When building new error-correcting codes and sphere packings, mathematicians generally rely on symmetry. That’s what Leech did. This makes the construction process easier, more intuitive. But it can also close off possibilities, making it hard to see beyond a beautiful solution to other structures — ones that might have more disorder or involve less intuitive forms of symmetry. “Maybe we’re not coming near the truth because it just doesn’t have a humanly accessible description,” Cohn said.

Several recent results support the promise of these less accessible possibilities. In the past couple of years, mathematicians have come up with clever new constructions (opens a new tab) in dimensions 5, 10 and 11 by bending or breaking the usual symmetry rules.
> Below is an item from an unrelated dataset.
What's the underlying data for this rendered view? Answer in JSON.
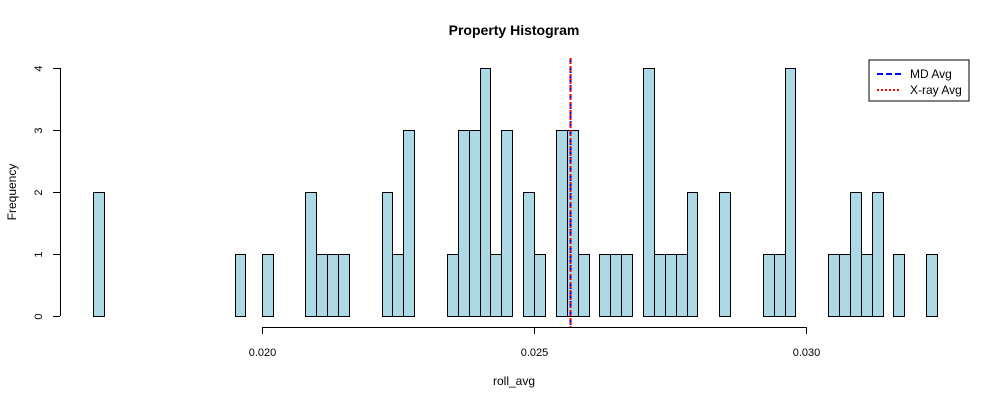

Cohn was particularly astonished by the work of Ferenc Szöllősi (opens a new tab), a Hungarian mathematician who intentionally started with a suboptimal arrangement of spheres in dimension four and built on it to match the best existing estimate in dimension five (opens a new tab). For decades, there were two structures that generated that estimate; most mathematicians thought there couldn’t be any others. Suddenly here was Szöllősi with a third. (He later found out that another pair of researchers had also discovered the configuration (opens a new tab), but they had not recognized its significance.) “It proved you could be taken by surprise,” said Cohn, who was then inspired to work with another one of his students to find a fourth (opens a new tab).

Every unusual structure they discover gives them “little hints and clues to what the truth might be,” he added. “The kissing problem is still full of mysteries.”

Correction: January 16, 2025
Ferenc Szöllősi’s result was also independently discovered by another pair of mathematicians. The text has been updated to include mention of that other work.